Northeastern University law professor Mike Meltsner’s play, In Our Name: A Play of the Torture Years, includes a scene that reveals the hollowness of our democratic fabric and the entire absence of integrity and rational thought.  A reporter asks a citizen if he is worried that water boarding is torture.  The citizen responds, “Not if the guy is a terrorist.” The reporter counters, “But how do we know who is a terrorist?” The citizen answers, “He wouldn’t be water boarded if he wasn’t” (71-72).  My students almost always gasp at the circularity of the argument; how can a person with even a modicum of analytical sense come to such a conclusion, they wonder.  And yet, through our virtual silence about the unlawful indefinite detentions at Guantánamo Bay, we are complicit in assuming that simply because someone is a detainee there, he must be a terrorist.

It would appear that Attorney Marc Falkoff, who collected and published poems written by the detainees (Poems from Guantánamo : The Detainees Speak) in an effort to stimulate empathy for them among the public, was unduly optimistic.  The truth is that most Americans don’t really care about the detainees, and many most likely believe that they are the unfortunate but necessary “collateral damage” of the times in which we live.   But we are all responsible for these 166 men. Our fear and paranoia put them there, and our fear and paranoia keep them there. Some of them likely pose a threat to the nation, but most of them do not: this latter group has, in fact, been cleared for release.  So why are they there? It’s easy to blame the Congress for stoking the public’s fears that should these detainees be released to their home countries or elsewhere, they will begin a campaign of terror against the United States.  But it’s not just Congress that is to blame. We are deeply at fault as a people.  We are unwilling or unable to imagine these men as individuals like us.  But what if we were the ones at Guantánamo Bay? What if we had simply been in the wrong place and the wrong time? What if we were never going to see our families? What if all we had before us was the prospect of years and years of such an existence?
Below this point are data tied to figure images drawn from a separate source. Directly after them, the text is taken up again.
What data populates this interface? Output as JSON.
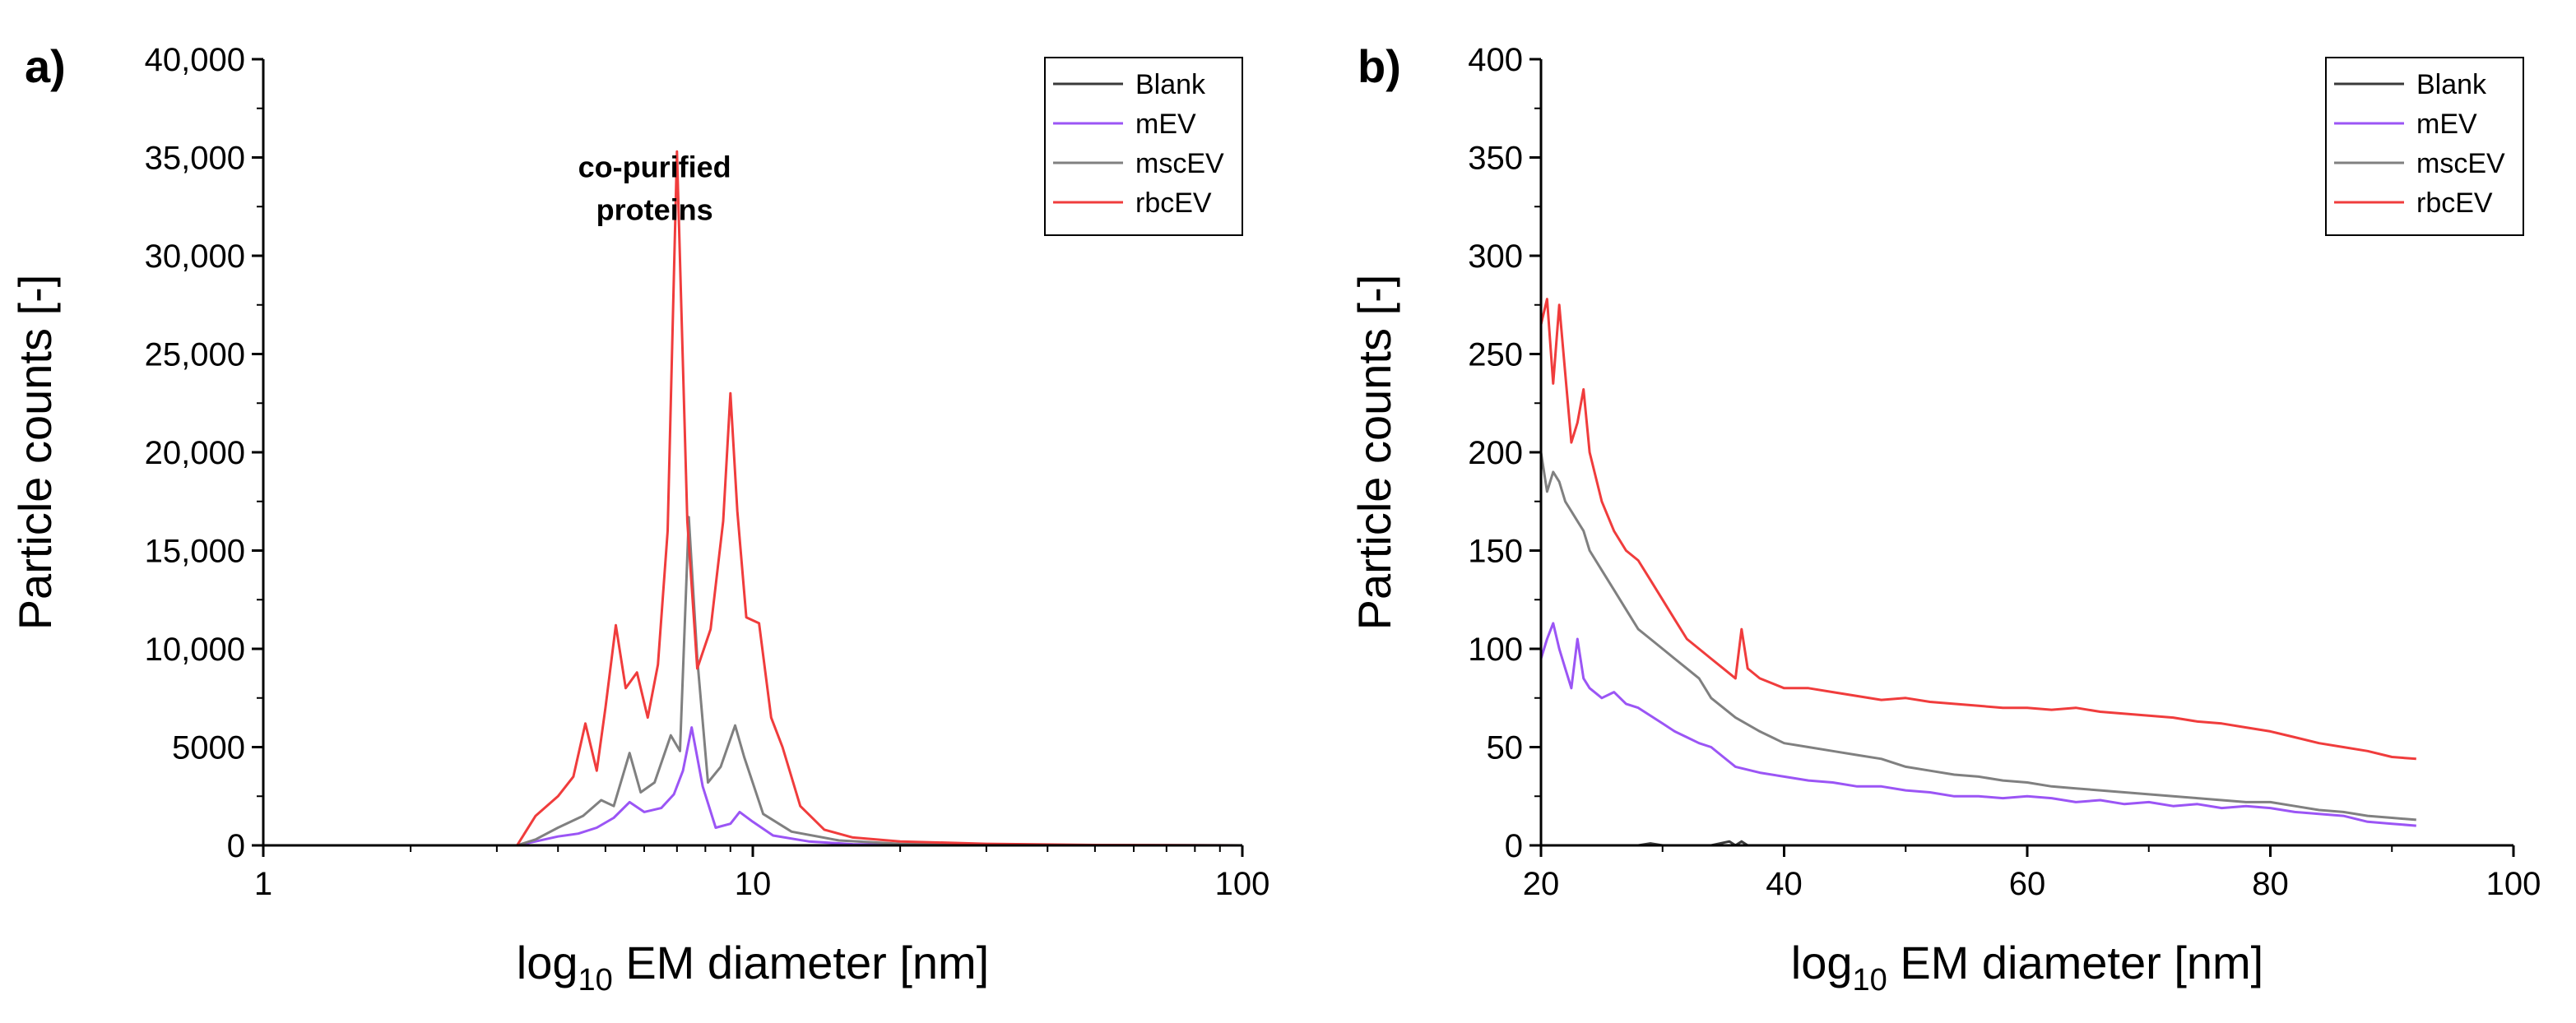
{
  "chart_data": [
    {
      "type": "line",
      "panel_label": "a)",
      "xscale": "log",
      "xlim": [
        1,
        100
      ],
      "ylim": [
        0,
        40000
      ],
      "xlabel_base": "log",
      "xlabel_sub": "10",
      "xlabel_rest": " EM diameter [nm]",
      "ylabel": "Particle counts [-]",
      "x_ticks": [
        1,
        10,
        100
      ],
      "x_tick_labels": [
        "1",
        "10",
        "100"
      ],
      "y_ticks": [
        0,
        5000,
        10000,
        15000,
        20000,
        25000,
        30000,
        35000,
        40000
      ],
      "y_tick_labels": [
        "0",
        "5000",
        "10,000",
        "15,000",
        "20,000",
        "25,000",
        "30,000",
        "35,000",
        "40,000"
      ],
      "legend_position": "top-right",
      "annotation": {
        "lines": [
          "co-purified",
          "proteins"
        ],
        "x": 6.3,
        "y": 34000
      },
      "series": [
        {
          "name": "Blank",
          "color": "#3a3a3a",
          "x": [
            1,
            3,
            100
          ],
          "y": [
            0,
            0,
            0
          ]
        },
        {
          "name": "mEV",
          "color": "#9b55f5",
          "x": [
            3.3,
            3.6,
            4.0,
            4.4,
            4.8,
            5.2,
            5.6,
            6.0,
            6.5,
            6.9,
            7.2,
            7.5,
            7.9,
            8.4,
            9.0,
            9.4,
            10.0,
            11.0,
            13.0,
            16.0,
            25.0,
            50.0,
            100.0
          ],
          "y": [
            0,
            200,
            450,
            600,
            900,
            1400,
            2200,
            1700,
            1900,
            2600,
            3800,
            6000,
            3000,
            900,
            1100,
            1700,
            1200,
            500,
            200,
            60,
            20,
            5,
            0
          ]
        },
        {
          "name": "mscEV",
          "color": "#808080",
          "x": [
            3.3,
            3.6,
            4.0,
            4.5,
            4.9,
            5.2,
            5.6,
            5.9,
            6.3,
            6.8,
            7.1,
            7.4,
            7.7,
            8.1,
            8.6,
            9.2,
            9.6,
            10.5,
            12.0,
            15.0,
            20.0,
            40.0,
            100.0
          ],
          "y": [
            0,
            300,
            900,
            1500,
            2300,
            2000,
            4700,
            2700,
            3200,
            5600,
            4800,
            16700,
            9500,
            3200,
            4000,
            6100,
            4500,
            1600,
            700,
            250,
            80,
            15,
            0
          ]
        },
        {
          "name": "rbcEV",
          "color": "#f03c3c",
          "x": [
            3.3,
            3.6,
            4.0,
            4.3,
            4.55,
            4.8,
            5.0,
            5.25,
            5.5,
            5.8,
            6.1,
            6.4,
            6.7,
            7.0,
            7.35,
            7.7,
            8.2,
            8.7,
            9.0,
            9.3,
            9.7,
            10.3,
            10.9,
            11.5,
            12.5,
            14.0,
            16.0,
            20.0,
            30.0,
            50.0,
            100.0
          ],
          "y": [
            0,
            1500,
            2500,
            3500,
            6200,
            3800,
            7000,
            11200,
            8000,
            8800,
            6500,
            9200,
            16000,
            35300,
            16500,
            9000,
            11000,
            16500,
            23000,
            17000,
            11600,
            11300,
            6500,
            5000,
            2000,
            800,
            400,
            200,
            80,
            20,
            0
          ]
        }
      ]
    },
    {
      "type": "line",
      "panel_label": "b)",
      "xscale": "linear",
      "xlim": [
        20,
        100
      ],
      "ylim": [
        0,
        400
      ],
      "xlabel_base": "log",
      "xlabel_sub": "10",
      "xlabel_rest": " EM diameter [nm]",
      "ylabel": "Particle counts [-]",
      "x_ticks": [
        20,
        40,
        60,
        80,
        100
      ],
      "x_tick_labels": [
        "20",
        "40",
        "60",
        "80",
        "100"
      ],
      "y_ticks": [
        0,
        50,
        100,
        150,
        200,
        250,
        300,
        350,
        400
      ],
      "y_tick_labels": [
        "0",
        "50",
        "100",
        "150",
        "200",
        "250",
        "300",
        "350",
        "400"
      ],
      "legend_position": "top-right",
      "series": [
        {
          "name": "Blank",
          "color": "#3a3a3a",
          "x": [
            20,
            28,
            29,
            30,
            34,
            35.5,
            36,
            36.5,
            37,
            45,
            60,
            80,
            92
          ],
          "y": [
            0,
            0,
            1,
            0,
            0,
            2,
            0,
            2,
            0,
            0,
            0,
            0,
            0
          ]
        },
        {
          "name": "mEV",
          "color": "#9b55f5",
          "x": [
            20,
            20.5,
            21,
            21.5,
            22,
            22.5,
            23,
            23.5,
            24,
            25,
            26,
            27,
            28,
            29,
            30,
            31,
            32,
            33,
            34,
            35,
            36,
            38,
            40,
            42,
            44,
            46,
            48,
            50,
            52,
            54,
            56,
            58,
            60,
            62,
            64,
            66,
            68,
            70,
            72,
            74,
            76,
            78,
            80,
            82,
            84,
            86,
            88,
            90,
            92
          ],
          "y": [
            95,
            105,
            113,
            100,
            90,
            80,
            105,
            85,
            80,
            75,
            78,
            72,
            70,
            66,
            62,
            58,
            55,
            52,
            50,
            45,
            40,
            37,
            35,
            33,
            32,
            30,
            30,
            28,
            27,
            25,
            25,
            24,
            25,
            24,
            22,
            23,
            21,
            22,
            20,
            21,
            19,
            20,
            19,
            17,
            16,
            15,
            12,
            11,
            10
          ]
        },
        {
          "name": "mscEV",
          "color": "#808080",
          "x": [
            20,
            20.5,
            21,
            21.5,
            22,
            22.5,
            23,
            23.5,
            24,
            25,
            26,
            27,
            28,
            29,
            30,
            31,
            32,
            33,
            34,
            35,
            36,
            38,
            40,
            42,
            44,
            46,
            48,
            50,
            52,
            54,
            56,
            58,
            60,
            62,
            64,
            66,
            68,
            70,
            72,
            74,
            76,
            78,
            80,
            82,
            84,
            86,
            88,
            90,
            92
          ],
          "y": [
            200,
            180,
            190,
            185,
            175,
            170,
            165,
            160,
            150,
            140,
            130,
            120,
            110,
            105,
            100,
            95,
            90,
            85,
            75,
            70,
            65,
            58,
            52,
            50,
            48,
            46,
            44,
            40,
            38,
            36,
            35,
            33,
            32,
            30,
            29,
            28,
            27,
            26,
            25,
            24,
            23,
            22,
            22,
            20,
            18,
            17,
            15,
            14,
            13
          ]
        },
        {
          "name": "rbcEV",
          "color": "#f03c3c",
          "x": [
            20,
            20.5,
            21,
            21.5,
            22,
            22.5,
            23,
            23.5,
            24,
            25,
            26,
            27,
            28,
            29,
            30,
            31,
            32,
            33,
            34,
            35,
            36,
            36.5,
            37,
            38,
            40,
            42,
            44,
            46,
            48,
            50,
            52,
            54,
            56,
            58,
            60,
            62,
            64,
            66,
            68,
            70,
            72,
            74,
            76,
            78,
            80,
            82,
            84,
            86,
            88,
            90,
            92
          ],
          "y": [
            265,
            278,
            235,
            275,
            240,
            205,
            215,
            232,
            200,
            175,
            160,
            150,
            145,
            135,
            125,
            115,
            105,
            100,
            95,
            90,
            85,
            110,
            90,
            85,
            80,
            80,
            78,
            76,
            74,
            75,
            73,
            72,
            71,
            70,
            70,
            69,
            70,
            68,
            67,
            66,
            65,
            63,
            62,
            60,
            58,
            55,
            52,
            50,
            48,
            45,
            44
          ]
        }
      ]
    }
  ]
}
The lawyers I interviewed were not at the outset motivated by empathy for the detainees. Their initial zeal came from their desire to uphold the U.S. Constitution or perhaps to take on the biggest legal challenge of their careers. But each of these lawyers quickly came to realize that the detainees are sons and fathers and brothers with desires and aspirations identical to ours; they have developed deep admiration for the detainees’ fortitude.  The lawyers speak of never giving up in the fight to seek their clients’ release.  Some have testified before Congress, some have written newspaper editorials.  The lawyers have met the detainees personally, an opportunity that the rest of us will not have.  But are we so emotionally impoverished or so imaginatively constrained that we cannot envision the absolute despair and unending bleakness of unjust and indefinite detention?  What is the point of being a member of a democracy if we do not exercise our capacity for independent thought?  At the very least, we should write our congressmen and congresswomen and ask them to close down Guantánamo Bay, to release those who have been cleared for release, and to try in our courts those who might pose a threat. It is our minimum obligation as citizens of a democracy.